HiRISE Captures Curiosity's Descent to Mars
While Curiosity - the centerpiece of the Mars Science Laboratory Mission, or MSL - hurtled toward the ground at twice the speed of sound, another spacecraft, NASA's Mars Reconnaissance Orbiter, or MRO, pointed its HiRISE camera at Curiosity and snapped a photo of the spacecraft with the rover tucked inside, suspended from its 50-foot-diameter parachute. HiRISE stands for High-Resolution Imaging Science Experiment.
"We have been planning this for some time," said Alfred McEwen, a professor in the University of Arizona Lunar and Planetary Laboratory and principal investigator of the HiRISE mission. "We gradually adjusted MRO's orbit to make sure it would be right over Curiosity as it landed, and that put us in a great position for this image. It came back exactly as we expected in terms of brightness and contrast. The parachute looked beautiful, nice and sharp, fully inflated and working perfectly."
The snap shot required months of preparations to make sure the two spacecraft, traveling in directions perpendicular to each other and at several miles per second in the case of MRO, wouldn't miss each other. McEwen said it would have been great to have the descent image in color, but because HiRISE's color channel has a narrower field of view than the black and white channels, that wasn't possible under the circumstances.

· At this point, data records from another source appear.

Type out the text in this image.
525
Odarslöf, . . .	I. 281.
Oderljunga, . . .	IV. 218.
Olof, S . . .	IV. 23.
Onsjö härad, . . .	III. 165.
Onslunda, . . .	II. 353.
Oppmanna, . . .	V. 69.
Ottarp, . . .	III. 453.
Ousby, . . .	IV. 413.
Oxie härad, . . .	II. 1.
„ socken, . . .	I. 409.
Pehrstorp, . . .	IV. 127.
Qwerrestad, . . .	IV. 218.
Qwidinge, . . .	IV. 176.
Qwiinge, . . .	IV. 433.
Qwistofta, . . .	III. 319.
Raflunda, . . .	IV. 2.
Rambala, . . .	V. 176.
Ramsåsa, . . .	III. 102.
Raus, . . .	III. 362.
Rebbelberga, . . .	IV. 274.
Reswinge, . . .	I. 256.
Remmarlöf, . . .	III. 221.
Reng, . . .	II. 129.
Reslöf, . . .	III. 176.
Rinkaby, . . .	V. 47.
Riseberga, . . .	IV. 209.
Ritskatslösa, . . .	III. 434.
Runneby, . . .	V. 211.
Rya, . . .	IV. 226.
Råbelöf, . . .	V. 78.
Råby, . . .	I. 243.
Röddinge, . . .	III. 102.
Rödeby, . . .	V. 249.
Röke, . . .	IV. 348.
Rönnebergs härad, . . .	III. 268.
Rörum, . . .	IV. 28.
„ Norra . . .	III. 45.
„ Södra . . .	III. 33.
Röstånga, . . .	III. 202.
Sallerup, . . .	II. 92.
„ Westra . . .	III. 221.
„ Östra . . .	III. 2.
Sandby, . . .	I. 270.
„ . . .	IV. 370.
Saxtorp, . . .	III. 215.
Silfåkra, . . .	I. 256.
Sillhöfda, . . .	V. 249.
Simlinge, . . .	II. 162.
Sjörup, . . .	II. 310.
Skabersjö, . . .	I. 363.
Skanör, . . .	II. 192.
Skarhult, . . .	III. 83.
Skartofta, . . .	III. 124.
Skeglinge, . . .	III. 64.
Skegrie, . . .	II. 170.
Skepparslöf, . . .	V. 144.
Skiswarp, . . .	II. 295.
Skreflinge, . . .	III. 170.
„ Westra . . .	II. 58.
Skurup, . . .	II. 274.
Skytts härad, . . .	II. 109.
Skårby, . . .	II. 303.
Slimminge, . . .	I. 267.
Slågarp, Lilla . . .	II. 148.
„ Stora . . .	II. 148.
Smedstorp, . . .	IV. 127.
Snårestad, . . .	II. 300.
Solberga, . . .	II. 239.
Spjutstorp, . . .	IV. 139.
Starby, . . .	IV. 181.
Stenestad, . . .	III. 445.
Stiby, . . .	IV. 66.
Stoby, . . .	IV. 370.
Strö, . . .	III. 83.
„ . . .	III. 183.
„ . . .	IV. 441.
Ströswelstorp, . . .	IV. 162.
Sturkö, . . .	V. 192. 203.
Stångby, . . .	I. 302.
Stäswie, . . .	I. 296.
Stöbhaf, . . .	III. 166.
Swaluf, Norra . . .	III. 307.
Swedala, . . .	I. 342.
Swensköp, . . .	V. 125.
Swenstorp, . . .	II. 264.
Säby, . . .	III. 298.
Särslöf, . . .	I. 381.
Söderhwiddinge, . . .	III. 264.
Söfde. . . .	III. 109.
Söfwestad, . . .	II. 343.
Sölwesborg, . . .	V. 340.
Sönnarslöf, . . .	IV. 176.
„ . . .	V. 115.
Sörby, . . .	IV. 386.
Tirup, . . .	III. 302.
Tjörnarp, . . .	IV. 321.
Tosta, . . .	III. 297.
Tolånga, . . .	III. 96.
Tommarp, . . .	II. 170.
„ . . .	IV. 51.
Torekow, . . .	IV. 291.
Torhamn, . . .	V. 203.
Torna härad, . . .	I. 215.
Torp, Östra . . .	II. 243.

"It's a good thing our field of view wasn't very much narrower or we could have missed it entirety," McEwen said.
"Touch-down confirmed. We're safe on Mars!" The announcement, shortly after 10:30 p.m. on Aug. 5, sent Mission Control into cheering and high-fiving.
No other planet has claimed as many spacecraft in its 50 years of exploration, said Shane Byrne, an assistant professor in the UA department of planetary sciences. More than half of the 40 attempts to land a probe on the Red Planet failed, either never making it out of Earth's orbit or crashing and burning upon arrival.
"The successful landing of rover Curiosity gets us one closer to tying the score," said Byrne, adding that landing on Mars is no easy feat. "Previous attempts have shown that you can go hundreds of millions of miles only to trip on your shoe laces."
The latest and greatest in a series of Mars exploration vehicles owes its safe touchdown on the floor of Gale Crater near the Martian equator in no small way to the data gathered by the UA-led HiRISE camera, which has been photographing Mars aboard NASA's Mars Reconnaissance Orbiter for the past six years.
Selecting a landing site for Curiosity that is both safe to touch down and promising to yield as much scientific insight as possible would not have been possible without the high-resolution images taken by HiRISE.
"HiRISE imaged all potential landing sites that were being discussed," said Byrne, who is a co-investigator on the HiRISE team. "By the time it came down to four candidate sites, we had wall-to-wall covering of all the areas in question."